Standards As Database

This article was originally published on LinkedIn, April 12, 2025: https://www.linkedin.com/pulse/future-science-standards-should-database-tom-regan-bpyde/.

Incredibly, it’s already been 12 years since the release of the Next Generation Science Standards (NGSS)[1] in 2013.

The standards preceding the NGSS were released in 1996, 17 years before the release of the NGSS. On that schedule, the next set of standards would be released in 2030—only five years from now! It’s not too soon to start thinking about them. The NGSS is expressed in pdfs and as a searchable database, but I think that future standards should be expressed as a user-configurable relational database. To understand why, it is necessary to understand the architecture of the NGSS, which I assume that future standards will share.

An NGSS standard is built from three fundamental components: the science content, a science practice (what the student should be able to do with the content), and the overarching science concept. For example, the standard “Plan an investigation to provide evidence that the change in an object’s motion depends on the sum of the forces on the object and the mass of the object” is built from the science content Forces and Motion, the practice Planning and Carrying Out Investigations, and the concept Stability and Change.

Right away we see an argument for a database. The NGSS consists of three objects linked to make a fourth object. Objects and links are the essence of a database. If the NGSS’ architecture mirrors a database, then it ought to be expressed as a database.

Another reason for expressing the standards as a database is to facilitate working with the fundamental components if desired. For example, the intent of the NGSS is that test questions be linked to standards. However, a user might want to link test questions to a component. A few questions aligned directly to science content might make a quick, useful classroom comprehension check. A database makes this easy–you just define new links.

A final reason that future standards should be expressed as a user-configurable database is to empower the user to define new standards. The NGSS contains 208 standards, but the fundamental components support many more than that.[2] Users may wish to explore this unused “standard space.” Within a database, not only can new standards be readily defined, but they can also be linked to test questions, lesson plans, and so forth.

I acknowledge that a database isn’t like a word document that you simply type up and email, so I will try to make my point more precisely: Future science standards should facilitate giving end users the capabilities of a database. Maybe that’s a matter of freely distributing the database tables, but then the end user would have to build a front end. Maybe it’s really a discussion about hosting. The best implementation will have to be worked out.

The NGSS’s great contribution was to build student expectations upon a structure of underlying, scientifically meaningful components. To take full advantage of this structure, future standards should be expressed as a user-configurable relational database.

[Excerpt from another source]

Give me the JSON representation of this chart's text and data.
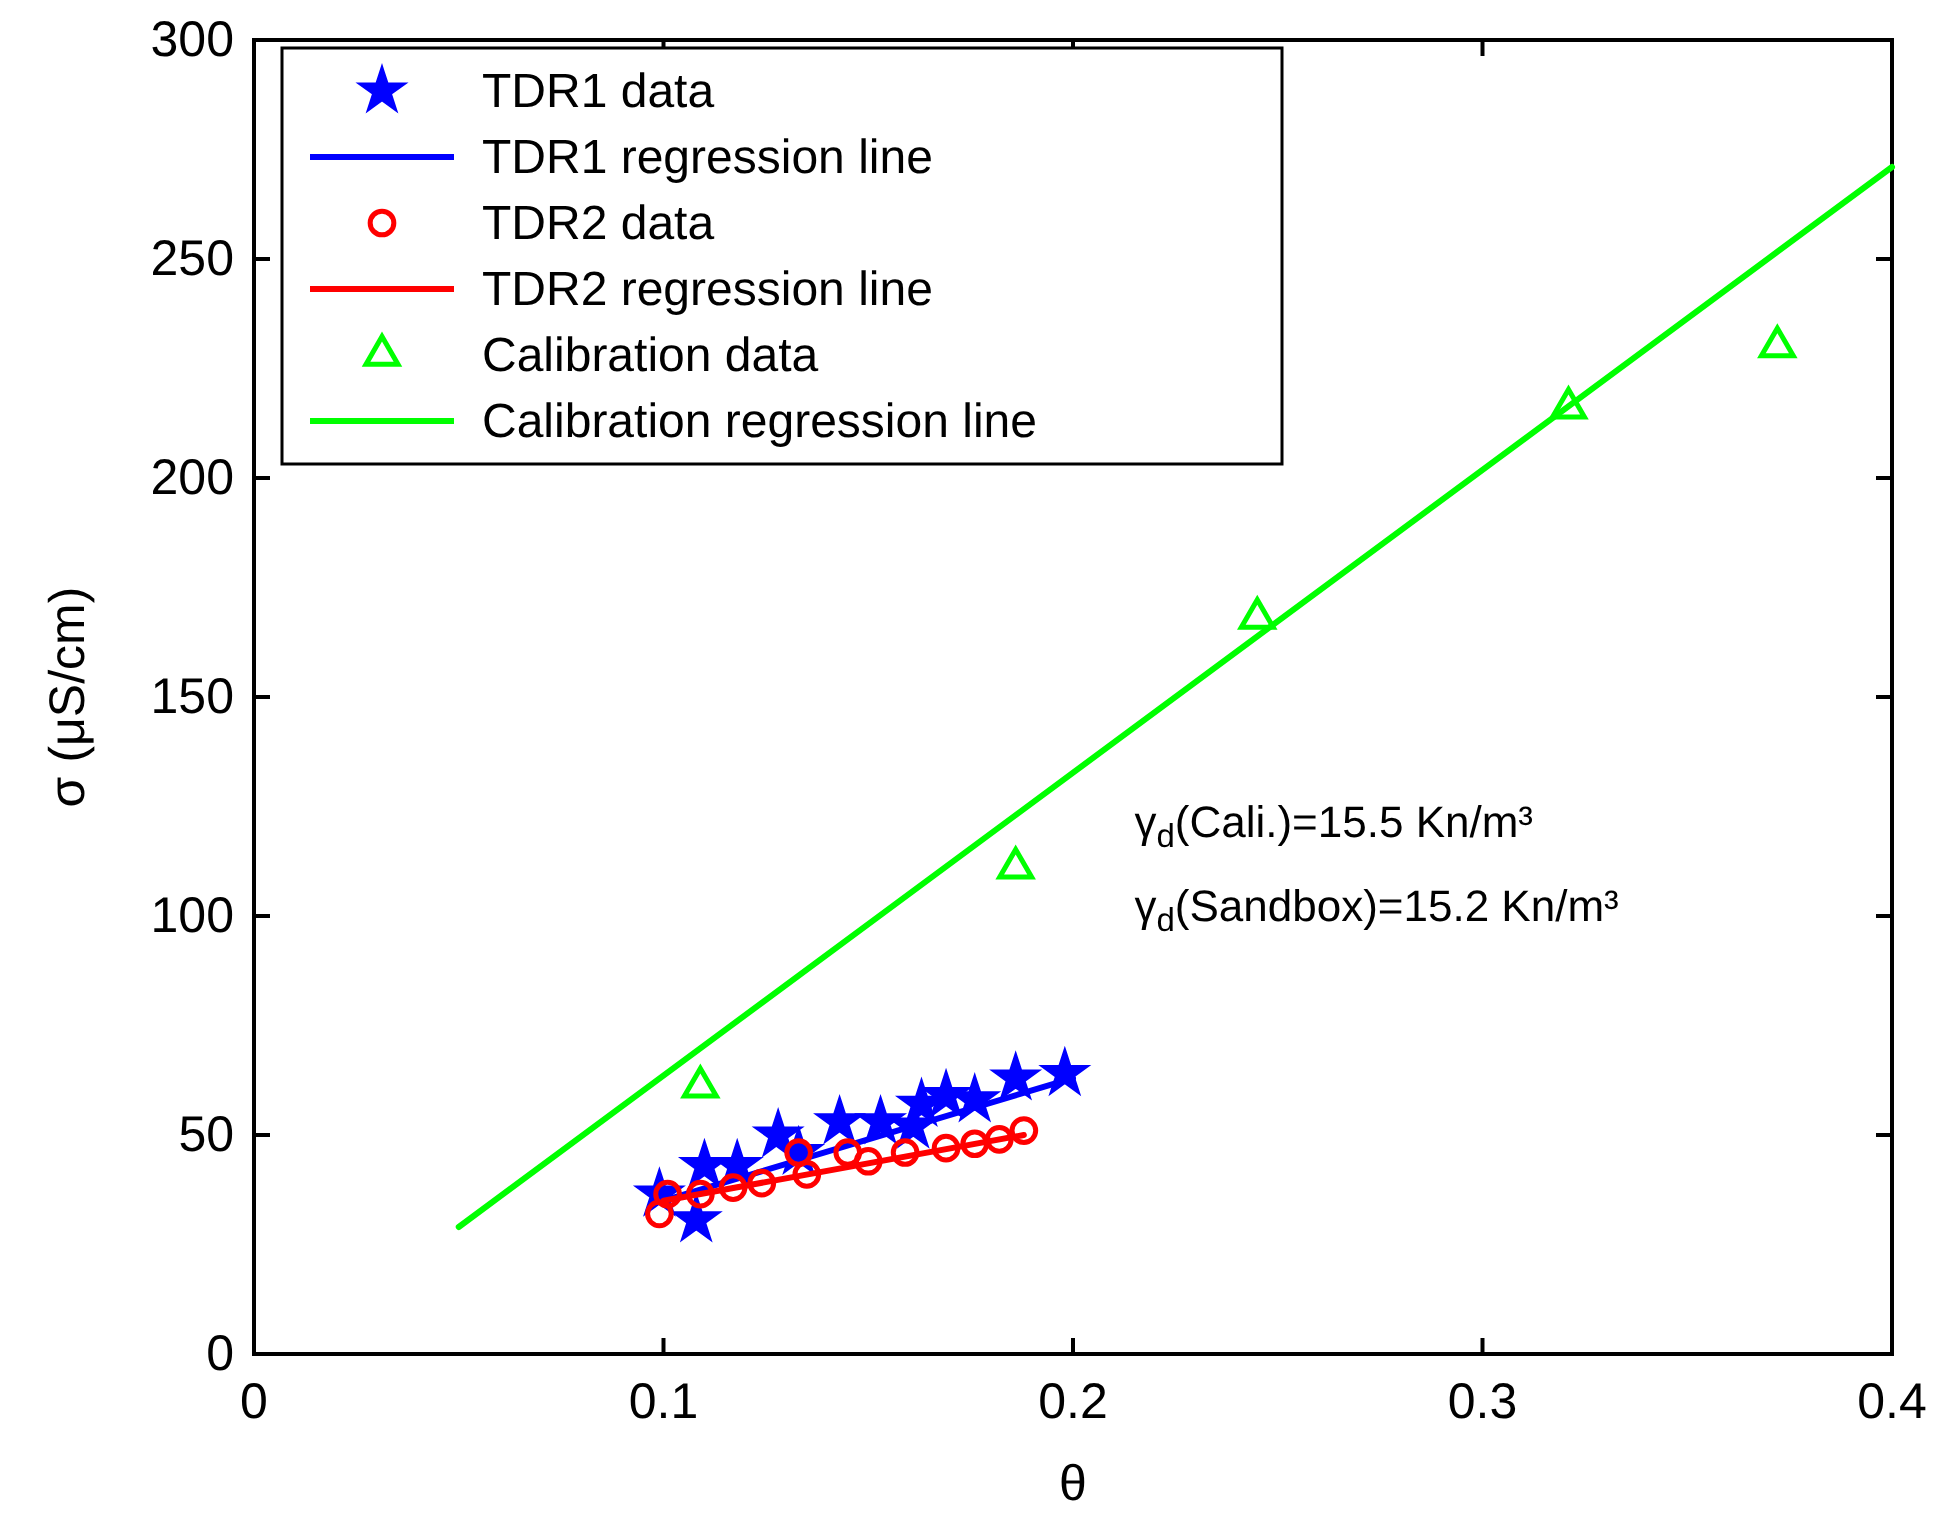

[1] NGSS Lead States. 2013. Next Generation Science Standards: For States, By States. Washington, DC: The National Academies Press. https://www.nextgenscience.org/

[2] The fundamental components of content in the NGSS seem to be the bulleted statements in a Disciplinary Core Idea; see here, in the orange box: https://www.nextgenscience.org/dci-arrangement/ms-ps2-motion-and-stability-forces-and-interactions. I counted the bulleted statements in Physical Science and got an average of about 9. There are 44 DCI so there are about 9 times 44 DCI = roughly 400 bulleted statements. Similarly, there are bulleted statements for the Science Practices (https://www.nextgenscience.org/sites/default/files/resource/files/Appendix%20F%20%20Science%20and%20Engineering%20Practices%20in%20the%20NGSS%20-%20FINAL%20060513.pdf). I counted 166. There are 7 overarching concepts.  The number of combinations is 400 x 166 x 7 = 464,800, where each combination is a potential standard. Some of these will be intrinsically untenable, and one might dispute how I used the bullets. Still, I’m confident that there are many useful standards waiting to be defined.